Robert "Bob" Bubenzer was supervisor of Hanford plant protection for DuPont from 1943 until early 1945. Though he helped maintain order in Hanford, he said that he "got no pleasure in putting people in prison." After the war, he worked in the construction industry in the Midwest. In this interview, Bubenzer recalls what it was like to work as a patrolman for DuPont.
Dewitt "Bill" Bailey, originally from New Albany, Mississippi, was working at an Alabama shipyard when he heard of the job opportunities in Hanford. At Hanford he worked as a special material handler for DuPont, and experienced the regime of intense compartmentalization and secrecy. In this interview, Bailey discusses his life and work at Hanford, as well as the role played by the DuPont Company.
David Hall and his wife, Jane Hamilton, went as a team to Hanford. Also a physicist, she worked in the medical-safety division. In later years, he became head of the reactor division at Los Alamos and Jane Hamilton was the assistant director at Los Alamos. In this interview, Hall discusses his Manhattan Project work at the Chicago Met Lab and Hanford, and how he and his wife came to work at Los Alamos after the war.

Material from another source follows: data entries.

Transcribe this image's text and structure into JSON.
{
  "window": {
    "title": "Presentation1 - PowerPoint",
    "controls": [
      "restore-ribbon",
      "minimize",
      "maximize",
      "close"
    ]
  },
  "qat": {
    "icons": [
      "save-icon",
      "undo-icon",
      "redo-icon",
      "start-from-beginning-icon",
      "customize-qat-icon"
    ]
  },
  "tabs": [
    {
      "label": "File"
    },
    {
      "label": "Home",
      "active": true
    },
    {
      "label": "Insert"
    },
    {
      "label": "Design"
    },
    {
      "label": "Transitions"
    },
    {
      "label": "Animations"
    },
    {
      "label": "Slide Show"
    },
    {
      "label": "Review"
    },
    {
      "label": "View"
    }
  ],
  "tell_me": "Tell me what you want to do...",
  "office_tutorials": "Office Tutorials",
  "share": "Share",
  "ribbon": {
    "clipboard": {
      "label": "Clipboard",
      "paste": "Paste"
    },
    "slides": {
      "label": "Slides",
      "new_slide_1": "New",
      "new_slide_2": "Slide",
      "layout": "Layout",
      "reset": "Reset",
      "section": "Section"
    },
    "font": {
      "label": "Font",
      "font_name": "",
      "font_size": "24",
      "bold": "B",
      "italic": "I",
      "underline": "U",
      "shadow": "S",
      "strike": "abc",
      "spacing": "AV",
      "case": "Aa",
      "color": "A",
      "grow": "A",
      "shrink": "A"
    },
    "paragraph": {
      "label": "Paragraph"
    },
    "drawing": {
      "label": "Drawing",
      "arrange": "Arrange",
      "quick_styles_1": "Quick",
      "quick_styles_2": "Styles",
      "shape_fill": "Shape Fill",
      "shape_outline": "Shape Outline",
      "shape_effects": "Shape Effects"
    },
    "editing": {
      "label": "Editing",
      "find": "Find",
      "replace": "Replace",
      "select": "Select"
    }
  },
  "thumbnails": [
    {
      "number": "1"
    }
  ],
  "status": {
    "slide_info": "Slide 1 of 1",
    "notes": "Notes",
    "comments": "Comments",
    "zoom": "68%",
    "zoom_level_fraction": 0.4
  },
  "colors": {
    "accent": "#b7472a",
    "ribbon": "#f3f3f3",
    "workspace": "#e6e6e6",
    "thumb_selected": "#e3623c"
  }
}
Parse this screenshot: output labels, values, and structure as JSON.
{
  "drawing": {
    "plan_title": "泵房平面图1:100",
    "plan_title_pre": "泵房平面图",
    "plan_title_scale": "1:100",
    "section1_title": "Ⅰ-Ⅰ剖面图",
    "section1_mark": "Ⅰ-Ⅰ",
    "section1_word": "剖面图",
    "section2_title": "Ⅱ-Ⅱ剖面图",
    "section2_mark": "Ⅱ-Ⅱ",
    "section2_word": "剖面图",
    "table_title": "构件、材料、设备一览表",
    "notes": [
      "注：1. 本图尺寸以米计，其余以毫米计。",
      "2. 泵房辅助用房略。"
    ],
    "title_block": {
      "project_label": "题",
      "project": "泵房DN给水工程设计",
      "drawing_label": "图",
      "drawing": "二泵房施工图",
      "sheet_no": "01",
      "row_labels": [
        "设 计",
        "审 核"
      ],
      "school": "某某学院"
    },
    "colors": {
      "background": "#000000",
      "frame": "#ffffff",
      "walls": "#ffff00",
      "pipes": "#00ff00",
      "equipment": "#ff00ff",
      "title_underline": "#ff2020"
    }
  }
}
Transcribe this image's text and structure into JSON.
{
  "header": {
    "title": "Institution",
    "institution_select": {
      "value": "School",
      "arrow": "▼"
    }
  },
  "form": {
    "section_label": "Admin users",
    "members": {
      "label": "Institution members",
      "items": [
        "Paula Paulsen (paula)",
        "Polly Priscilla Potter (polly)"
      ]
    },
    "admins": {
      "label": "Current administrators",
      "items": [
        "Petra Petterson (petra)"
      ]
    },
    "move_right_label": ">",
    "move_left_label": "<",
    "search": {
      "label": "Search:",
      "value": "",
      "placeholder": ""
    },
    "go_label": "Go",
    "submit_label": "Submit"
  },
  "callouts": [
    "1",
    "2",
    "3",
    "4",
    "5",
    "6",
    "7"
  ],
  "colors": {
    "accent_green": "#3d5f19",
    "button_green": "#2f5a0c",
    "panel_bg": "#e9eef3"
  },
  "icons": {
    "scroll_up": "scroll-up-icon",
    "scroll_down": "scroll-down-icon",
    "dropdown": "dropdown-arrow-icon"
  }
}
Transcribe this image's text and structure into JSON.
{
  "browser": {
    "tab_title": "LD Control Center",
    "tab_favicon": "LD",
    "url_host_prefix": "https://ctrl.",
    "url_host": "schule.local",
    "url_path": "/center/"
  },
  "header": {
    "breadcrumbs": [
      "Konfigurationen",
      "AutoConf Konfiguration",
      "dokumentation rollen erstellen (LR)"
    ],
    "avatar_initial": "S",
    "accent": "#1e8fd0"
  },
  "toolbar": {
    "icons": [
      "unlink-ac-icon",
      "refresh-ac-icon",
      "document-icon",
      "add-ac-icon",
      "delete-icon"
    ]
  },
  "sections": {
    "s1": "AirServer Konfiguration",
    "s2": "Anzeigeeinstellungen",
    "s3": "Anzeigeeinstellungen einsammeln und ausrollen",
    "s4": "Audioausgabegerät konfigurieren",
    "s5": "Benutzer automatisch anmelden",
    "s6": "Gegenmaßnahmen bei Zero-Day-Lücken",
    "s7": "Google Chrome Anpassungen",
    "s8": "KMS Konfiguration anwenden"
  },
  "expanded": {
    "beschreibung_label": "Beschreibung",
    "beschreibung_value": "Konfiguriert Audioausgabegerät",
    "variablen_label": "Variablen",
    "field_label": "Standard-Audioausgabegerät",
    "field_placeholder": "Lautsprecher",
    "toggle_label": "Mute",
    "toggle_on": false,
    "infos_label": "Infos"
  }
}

Dale Babcock was a physical chemist and colleague of Crawford Greenewalt, himself a chemical engineer who married a DuPont and eventually became president of the company. Greenewalt had been working in the development of nylon, but had to put that aside when he became technical director of the firm's Manhattan Project contracts. Greenewalt took Babcock and a few other close DuPont colleagues with him into the new world of atomic energy. Although Babcock eventually became an expert on nuclear reactors, he also did research on heavy water, an expensive and difficult alternative for graphite in reactor operation.
Cyril Stanley Smith was a metallurgist who worked on the Manhattan Project at Los Alamos and at the Met Lab in Chicago. Smith helped develop the methods for refining radioactive uranium and plutonium into solid metal form and then shaping them into the spheres that were used in the Trinity, Hiroshima and Nagasaki bombs. He discusses the extensive process involved in making the cores, including the casting of the spheres and making of uranium and plutonium alloys. He also discusses the challenges that went into set-up the day before the Trinity test. After the war, he served on the General Advisory Committee of the Atomic Energy Commission. He discusses life after the Manhattan Project, as well as knowing now-famous spy Klaus Fuchs at Los Alamos.
A native of the West Virginia mountains, C. N. Gross came to Hanford in January, 1944, from Wilmington, to be a reactor consultant. He and his wife decided to stay after 1946 when Du Pont left and General Electric took over. They liked the atomic energy business as well as the Eastern Washington sunshine, and GE offered a good job at a time when Du Pont management people were stacked four deep on the East Coast. In this interview, Gross elaborates on his role in the building of the Hanford reactors as a contact man between operations and construction. He discusses the mechanics of the reactors, and also describes his reactions to the bombs being dropped on Hiroshima and Nagasaki.
C. Marc Miller selected sites for the Army during World War II. In 1943, he was asked to prepare an area in the Priest Rapids Valley for acquisition. Part of acquisition was appraising landowners and compensating them accordingly; appraisals were so unjustly low that Miller resigned his Corps of Engineers position and offered landowners counter-appraisals.
Bill Cease worked in the 100 and 300 areas at Hanford, working as a patrolman and later as an operator at B Reactor and D Reactor. His wife Louise accompanied him to Hanford, and worked at Penney's. In this interview, Bill discusses how he came to work at Hanford in 1944 after working in Bridgeport, PA, at the Remington Plant making explosives. Bill elaborates on the various roles he had at Hanford, what working conditions were like, the technical aspects of his work, and his reactions to the bomb. Bill and Louise also discuss social life at Hanford, what the living conditions were like, and how the dust impacted them.
Betsy Stuart worked as a secretary for the electrical engineering department at Hanford. Her husband, Charles F. "Stud" Stuart, was a personnel troubleshooter for DuPont at Hanford. Mrs. Stuart recalls various pleasures and annoyances of living and working in Hanford. Stuart also elaborates on her reaction to the bombs being dropped.
Annette Heriford was a resident of Hanford prior to and during the Manhattan Project. In 1943, she, along with other residents of her hometown, were pushed out by the government to make room for the project. She discusses life in and around Hanford, both prior to and during the Manhattan Project. She highlights daily activities and the relationship between men and women at Hanford.